Hakimi merefleksikan nuansa tersebut: “Saya harus meningkatkan dan mengubah beberapa hal, namun yang terpenting demi kebaikan saya sendiri dalam sisi pertahanan. Kami mengerjakan hal-hal seperti konsentrasi, penentuan posisi, beberapa hal mendasar, tetapi juga hal-hal yang tidak terlalu mendasar seperti ketika saya harus keluar dari garis, yang harus saya lakukan dalam situasi berbeda. Apalagi jika kita bermain dengan barisan lima. Bukan berarti saya seorang pemain sayap, saya tetap seorang bek sayap. Itu membantu saya dan saya berterima kasih kepada Conte karena membantu saya berkembang.”

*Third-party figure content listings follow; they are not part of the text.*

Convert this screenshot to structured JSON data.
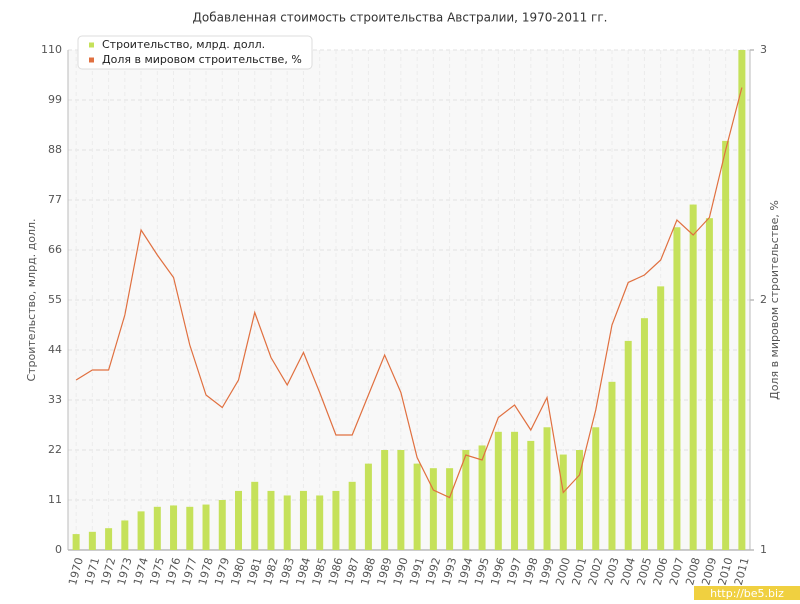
{
  "chart_data": {
    "type": "bar-line",
    "title": "Добавленная стоимость строительства Австралии, 1970-2011 гг.",
    "y_label": "Строительство, млрд. долл.",
    "y2_label": "Доля в мировом строительстве, %",
    "categories": [
      "1970",
      "1971",
      "1972",
      "1973",
      "1974",
      "1975",
      "1976",
      "1977",
      "1978",
      "1979",
      "1980",
      "1981",
      "1982",
      "1983",
      "1984",
      "1985",
      "1986",
      "1987",
      "1988",
      "1989",
      "1990",
      "1991",
      "1992",
      "1993",
      "1994",
      "1995",
      "1996",
      "1997",
      "1998",
      "1999",
      "2000",
      "2001",
      "2002",
      "2003",
      "2004",
      "2005",
      "2006",
      "2007",
      "2008",
      "2009",
      "2010",
      "2011"
    ],
    "series": [
      {
        "name": "Строительство, млрд. долл.",
        "type": "bar",
        "color": "#c5e15a",
        "values": [
          3.5,
          4,
          4.8,
          6.5,
          8.5,
          9.5,
          9.8,
          9.5,
          10,
          11,
          13,
          15,
          13,
          12,
          13,
          12,
          13,
          15,
          19,
          22,
          22,
          19,
          18,
          18,
          22,
          23,
          26,
          26,
          24,
          27,
          21,
          22,
          27,
          37,
          46,
          51,
          58,
          71,
          76,
          73,
          90,
          110
        ]
      },
      {
        "name": "Доля в мировом строительстве, %",
        "type": "line",
        "axis": "y2",
        "color": "#e07040",
        "values": [
          1.68,
          1.72,
          1.72,
          1.94,
          2.28,
          2.18,
          2.09,
          1.82,
          1.62,
          1.57,
          1.68,
          1.95,
          1.77,
          1.66,
          1.79,
          1.63,
          1.46,
          1.46,
          1.62,
          1.78,
          1.63,
          1.37,
          1.24,
          1.21,
          1.38,
          1.36,
          1.53,
          1.58,
          1.48,
          1.61,
          1.23,
          1.3,
          1.56,
          1.9,
          2.07,
          2.1,
          2.16,
          2.32,
          2.26,
          2.33,
          2.6,
          2.85
        ]
      }
    ],
    "ylim": [
      0,
      110
    ],
    "yticks": [
      0,
      11,
      22,
      33,
      44,
      55,
      66,
      77,
      88,
      99,
      110
    ],
    "y2lim": [
      1,
      3
    ],
    "y2ticks": [
      1,
      2,
      3
    ],
    "grid": true,
    "legend": "top-left",
    "watermark": "http://be5.biz"
  }
}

Terlepas dari keuntungan finansial yang nyata dalam lingkungan ekonomi yang menantang, masih menjadi misteri mengapa Madrid mengizinkan pemain dengan bakat Hakimi (dan Theo Hernandez, dalam hal ini, di seluruh kota) pergi tanpa klausul pembelian kembali. Meski Conte berniat menambahkan lebih banyak lapisan pada permainan Hakimi, dia tidak mengekang naluri menyerangnya. Awal Inter musim ini sebagian disebabkan oleh keberanian pendekatan mereka, di mana Conte berani menggunakan pemain sayap yang siap tampil di sayap, dua striker, pemain nomor 10, dan bek sayap seperti Aleksandar Kolarov di tengah. – kembali. Mereka mematikannya pada akhir November untuk mencari keseimbangan, namun Hakimi tetap menjadi pemecah permainan dan merupakan bek kanan paling mematikan yang pernah dimiliki tim ini sejak Maicon dan musim yang terlalu singkat. João Cancelo dinikmati dengan status pinjaman dari Valencia.

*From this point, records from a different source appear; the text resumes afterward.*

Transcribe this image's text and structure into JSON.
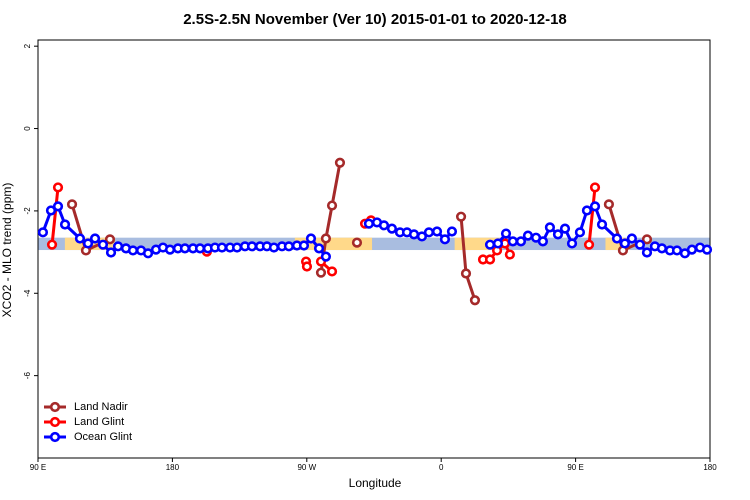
{
  "chart_data": {
    "type": "line",
    "title": "2.5S-2.5N November (Ver 10)   2015-01-01 to 2020-12-18",
    "x_label": "Longitude",
    "y_label": "XCO2 - MLO trend (ppm)",
    "xlim": [
      90,
      540
    ],
    "ylim": [
      -8,
      2.15
    ],
    "xticks": [
      {
        "value": 90,
        "label": "90 E"
      },
      180,
      {
        "value": 270,
        "label": "90 W"
      },
      {
        "value": 360,
        "label": "0"
      },
      {
        "value": 450,
        "label": "90 E"
      },
      {
        "value": 540,
        "label": "180"
      }
    ],
    "yticks": [
      -6,
      -4,
      -2,
      0,
      2
    ],
    "legend": "bottom-left",
    "ocean_band": {
      "color": "#a9bde0",
      "ylim": [
        -2.95,
        -2.65
      ]
    },
    "land_bands": {
      "color": "#ffd98a",
      "ylim": [
        -2.95,
        -2.65
      ],
      "xranges": [
        [
          108,
          141.6
        ],
        [
          262,
          313.7
        ],
        [
          369,
          399
        ],
        [
          470,
          486
        ]
      ]
    },
    "series": [
      {
        "name": "Land Nadir",
        "color": "#a52a2a",
        "x": [
          112.8,
          122.1,
          138.2,
          null,
          279.5,
          282.8,
          286.9,
          292.2,
          null,
          303.6,
          null,
          373.3,
          376.6,
          382.6,
          null,
          472.3,
          481.7,
          497.8
        ],
        "values": [
          -1.84,
          -2.96,
          -2.69,
          null,
          -3.5,
          -2.67,
          -1.87,
          -0.83,
          null,
          -2.77,
          null,
          -2.14,
          -3.52,
          -4.17,
          null,
          -1.84,
          -2.96,
          -2.69
        ]
      },
      {
        "name": "Land Glint",
        "color": "#ff0000",
        "x": [
          99.4,
          103.4,
          null,
          203.1,
          null,
          269.5,
          270.1,
          null,
          279.5,
          286.9,
          null,
          309,
          313,
          null,
          388,
          392.7,
          397.4,
          402.7,
          406,
          null,
          459,
          463
        ],
        "values": [
          -2.82,
          -1.43,
          null,
          -2.99,
          null,
          -3.23,
          -3.35,
          null,
          -3.23,
          -3.47,
          null,
          -2.31,
          -2.23,
          null,
          -3.18,
          -3.18,
          -2.96,
          -2.79,
          -3.06,
          null,
          -2.82,
          -1.43
        ]
      },
      {
        "name": "Ocean Glint",
        "color": "#0000ff",
        "x": [
          93.3,
          98.7,
          103.4,
          108.1,
          118.1,
          123.5,
          128.2,
          133.5,
          138.9,
          143.6,
          148.9,
          153.6,
          159,
          163.7,
          169,
          173.7,
          178.4,
          183.7,
          188.4,
          193.8,
          198.5,
          203.8,
          208.5,
          213.2,
          218.6,
          223.3,
          228.6,
          233.3,
          238.7,
          243.3,
          248,
          253.4,
          258,
          263.4,
          268.1,
          272.8,
          278.2,
          282.8,
          null,
          311.6,
          317,
          321.7,
          327,
          332.4,
          337.1,
          341.8,
          347.1,
          351.8,
          357.2,
          362.5,
          367.2,
          null,
          392.7,
          398,
          403.4,
          408,
          413.4,
          418.1,
          423.5,
          428.1,
          432.8,
          438.2,
          442.9,
          447.6,
          452.9,
          457.6,
          463,
          467.7,
          477.7,
          483,
          487.7,
          493.1,
          497.8,
          503.1,
          507.8,
          513.2,
          517.9,
          523.2,
          527.9,
          533.3,
          538
        ],
        "values": [
          -2.52,
          -1.99,
          -1.89,
          -2.33,
          -2.67,
          -2.79,
          -2.67,
          -2.82,
          -3.01,
          -2.86,
          -2.91,
          -2.96,
          -2.96,
          -3.03,
          -2.94,
          -2.89,
          -2.94,
          -2.91,
          -2.91,
          -2.91,
          -2.91,
          -2.91,
          -2.89,
          -2.89,
          -2.89,
          -2.89,
          -2.86,
          -2.86,
          -2.86,
          -2.86,
          -2.89,
          -2.86,
          -2.86,
          -2.84,
          -2.84,
          -2.67,
          -2.91,
          -3.11,
          null,
          -2.31,
          -2.28,
          -2.35,
          -2.43,
          -2.52,
          -2.52,
          -2.57,
          -2.62,
          -2.52,
          -2.5,
          -2.69,
          -2.5,
          null,
          -2.82,
          -2.79,
          -2.55,
          -2.74,
          -2.74,
          -2.6,
          -2.65,
          -2.74,
          -2.4,
          -2.57,
          -2.43,
          -2.79,
          -2.52,
          -1.99,
          -1.89,
          -2.33,
          -2.67,
          -2.79,
          -2.67,
          -2.82,
          -3.01,
          -2.86,
          -2.91,
          -2.96,
          -2.96,
          -3.03,
          -2.94,
          -2.89,
          -2.94
        ]
      }
    ]
  }
}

“Saat saya mulai bermain sepak bola, saya bermain sebagai penyerang,” kata Hakimi. “Itulah yang mereka tanyakan padaku. Itu sebabnya saya memiliki mentalitas untuk selalu menyerang. Saya selalu fokus pada pemain menyerang, lalu bermain lebih jauh ke depan. Sebagai pembela, Marcelo selalu menjadi pemain yang memberikan pengaruh besar pada saya. Saya juga berkesempatan bermain di posisi yang sama. Saya belajar banyak dari dia.” Hakimi telah terlibat dalam 11 gol musim ini dan data Wyscout juga menunjukkan dia memimpin Serie A dalam hal assist (enam), umpan sebelum umpan yang mengarah ke gol. Jika Inter memenangkan scudetto musim ini seperti yang diharapkan, sidik jarinya akan ada di seluruh kemenangan tersebut.

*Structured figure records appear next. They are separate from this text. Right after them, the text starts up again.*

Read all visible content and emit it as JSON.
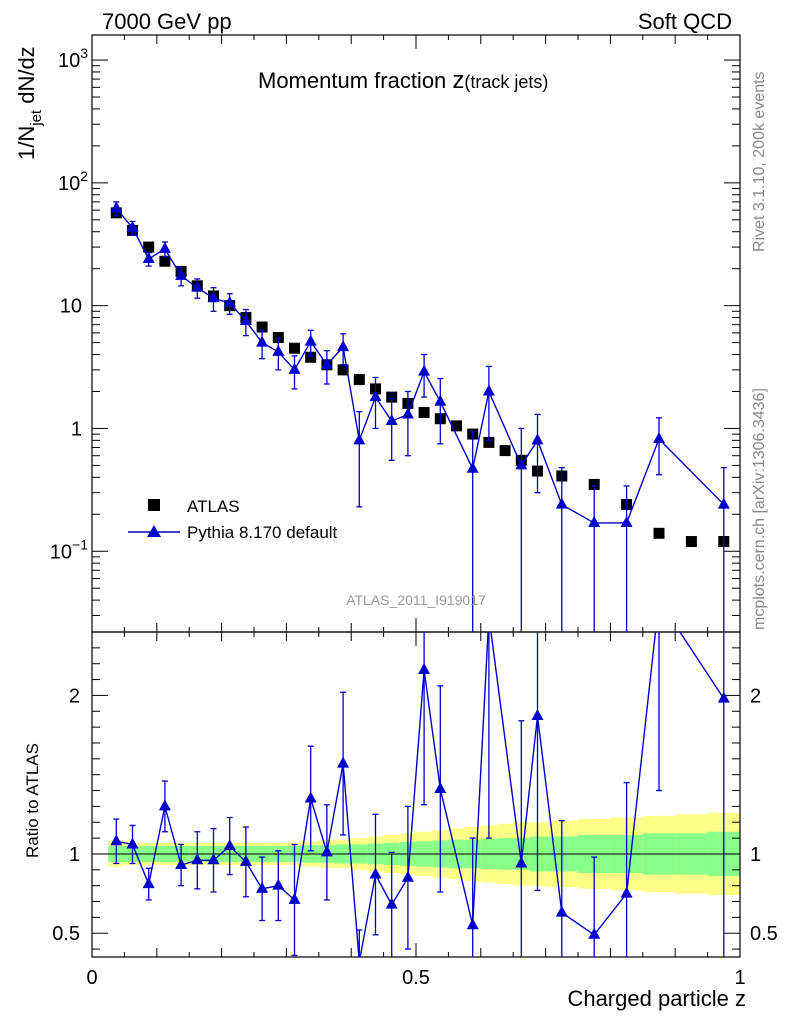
{
  "chart_data": {
    "type": "scatter",
    "header_left": "7000 GeV pp",
    "header_right": "Soft QCD",
    "title_main": "Momentum fraction ",
    "title_var": "z",
    "title_sub": "(track jets)",
    "ylabel_top_prefix": "1/N",
    "ylabel_top_sub": "jet",
    "ylabel_top_suffix": " dN/dz",
    "ylabel_bottom": "Ratio to ATLAS",
    "xlabel": "Charged particle z",
    "watermark": "ATLAS_2011_I919017",
    "side_text_top": "Rivet 3.1.10,  200k events",
    "side_text_bottom": "mcplots.cern.ch [arXiv:1306.3436]",
    "xlim": [
      0,
      1
    ],
    "ylim_top": [
      0.022,
      1600
    ],
    "ylim_bottom": [
      0.35,
      2.4
    ],
    "x_ticks": [
      {
        "v": 0,
        "label": "0"
      },
      {
        "v": 0.5,
        "label": "0.5"
      },
      {
        "v": 1,
        "label": "1"
      }
    ],
    "y_ticks_top": [
      {
        "v": 0.1,
        "base": "10",
        "exp": "−1"
      },
      {
        "v": 1,
        "base": "1",
        "exp": ""
      },
      {
        "v": 10,
        "base": "10",
        "exp": ""
      },
      {
        "v": 100,
        "base": "10",
        "exp": "2"
      },
      {
        "v": 1000,
        "base": "10",
        "exp": "3"
      }
    ],
    "y_ticks_bottom": [
      {
        "v": 0.5,
        "label": "0.5"
      },
      {
        "v": 1,
        "label": "1"
      },
      {
        "v": 2,
        "label": "2"
      }
    ],
    "legend": [
      {
        "name": "ATLAS",
        "marker": "square",
        "color": "#000000"
      },
      {
        "name": "Pythia 8.170 default",
        "marker": "triangle",
        "color": "#0000cc"
      }
    ],
    "colors": {
      "band_outer": "#ffff88",
      "band_inner": "#88ff88",
      "mc": "#0000cc",
      "data": "#000000"
    },
    "bin_edges": [
      0.025,
      0.05,
      0.075,
      0.1,
      0.125,
      0.15,
      0.175,
      0.2,
      0.225,
      0.25,
      0.275,
      0.3,
      0.325,
      0.35,
      0.375,
      0.4,
      0.425,
      0.45,
      0.475,
      0.5,
      0.525,
      0.55,
      0.575,
      0.6,
      0.625,
      0.65,
      0.675,
      0.7,
      0.75,
      0.8,
      0.85,
      0.9,
      0.95,
      1.0
    ],
    "x": [
      0.0375,
      0.0625,
      0.0875,
      0.1125,
      0.1375,
      0.1625,
      0.1875,
      0.2125,
      0.2375,
      0.2625,
      0.2875,
      0.3125,
      0.3375,
      0.3625,
      0.3875,
      0.4125,
      0.4375,
      0.4625,
      0.4875,
      0.5125,
      0.5375,
      0.5625,
      0.5875,
      0.6125,
      0.6375,
      0.6625,
      0.6875,
      0.725,
      0.775,
      0.825,
      0.875,
      0.925,
      0.975
    ],
    "atlas": [
      57,
      41,
      30,
      23,
      19,
      14.5,
      12,
      10,
      8,
      6.7,
      5.5,
      4.5,
      3.8,
      3.3,
      3.0,
      2.5,
      2.1,
      1.8,
      1.6,
      1.35,
      1.2,
      1.05,
      0.9,
      0.77,
      0.66,
      0.55,
      0.45,
      0.41,
      0.35,
      0.24,
      0.14,
      0.12,
      0.12
    ],
    "pythia": [
      62,
      43,
      24,
      29,
      17.5,
      14,
      11.5,
      10.5,
      7.5,
      5.0,
      4.2,
      3.0,
      5.1,
      3.3,
      4.6,
      0.8,
      1.8,
      1.15,
      1.3,
      2.9,
      1.65,
      null,
      0.47,
      2.0,
      null,
      0.5,
      0.8,
      0.24,
      0.17,
      0.17,
      0.82,
      null,
      0.24
    ],
    "pythia_err": [
      8,
      5.5,
      3,
      4,
      3,
      2.5,
      2.5,
      2,
      1.8,
      1.3,
      1.2,
      0.9,
      1.2,
      1.0,
      1.3,
      0.57,
      0.8,
      0.6,
      0.7,
      1.1,
      0.9,
      null,
      0.47,
      1.2,
      null,
      0.5,
      0.5,
      0.24,
      0.17,
      0.17,
      0.4,
      null,
      0.24
    ],
    "ratio": [
      1.08,
      1.06,
      0.81,
      1.3,
      0.93,
      0.96,
      0.96,
      1.05,
      0.95,
      0.78,
      0.8,
      0.71,
      1.35,
      1.01,
      1.57,
      0.32,
      0.87,
      0.68,
      0.85,
      2.16,
      1.41,
      null,
      0.55,
      2.5,
      null,
      0.94,
      1.87,
      0.63,
      0.49,
      0.75,
      2.6,
      null,
      1.98
    ],
    "ratio_err": [
      0.14,
      0.12,
      0.1,
      0.16,
      0.13,
      0.18,
      0.2,
      0.18,
      0.22,
      0.2,
      0.22,
      0.35,
      0.33,
      0.3,
      0.45,
      0.2,
      0.38,
      0.33,
      0.45,
      0.85,
      0.65,
      null,
      0.55,
      1.4,
      null,
      0.9,
      1.1,
      0.58,
      0.49,
      0.7,
      1.2,
      null,
      1.9
    ],
    "band_inner_halfwidth": [
      0.05,
      0.05,
      0.05,
      0.05,
      0.05,
      0.05,
      0.05,
      0.05,
      0.05,
      0.05,
      0.05,
      0.05,
      0.055,
      0.055,
      0.06,
      0.06,
      0.065,
      0.07,
      0.075,
      0.08,
      0.085,
      0.09,
      0.09,
      0.095,
      0.1,
      0.1,
      0.11,
      0.11,
      0.12,
      0.12,
      0.13,
      0.13,
      0.14
    ],
    "band_outer_halfwidth": [
      0.08,
      0.07,
      0.07,
      0.07,
      0.07,
      0.07,
      0.07,
      0.07,
      0.07,
      0.07,
      0.07,
      0.07,
      0.08,
      0.09,
      0.09,
      0.1,
      0.11,
      0.12,
      0.13,
      0.14,
      0.15,
      0.16,
      0.17,
      0.18,
      0.19,
      0.2,
      0.2,
      0.21,
      0.22,
      0.23,
      0.24,
      0.25,
      0.26
    ]
  }
}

“Kami santai saja,” kata Hakimi, “kami tahu keunggulan yang kami miliki (Conte yang berkarakteristik dan kejam telah menambah 11 poin), namun kami harus memikirkan pertandingan demi pertandingan. Masih banyak yang harus dimainkan. Kami ingin keunggulan ini dipertahankan. , karena ini adalah kesempatan bagus untuk memenangkan sesuatu yang telah kami nantikan selama bertahun-tahun, dan ditunggu-tunggu oleh para penggemar. Mudah-mudahan kami bisa melakukannya di akhir musim.”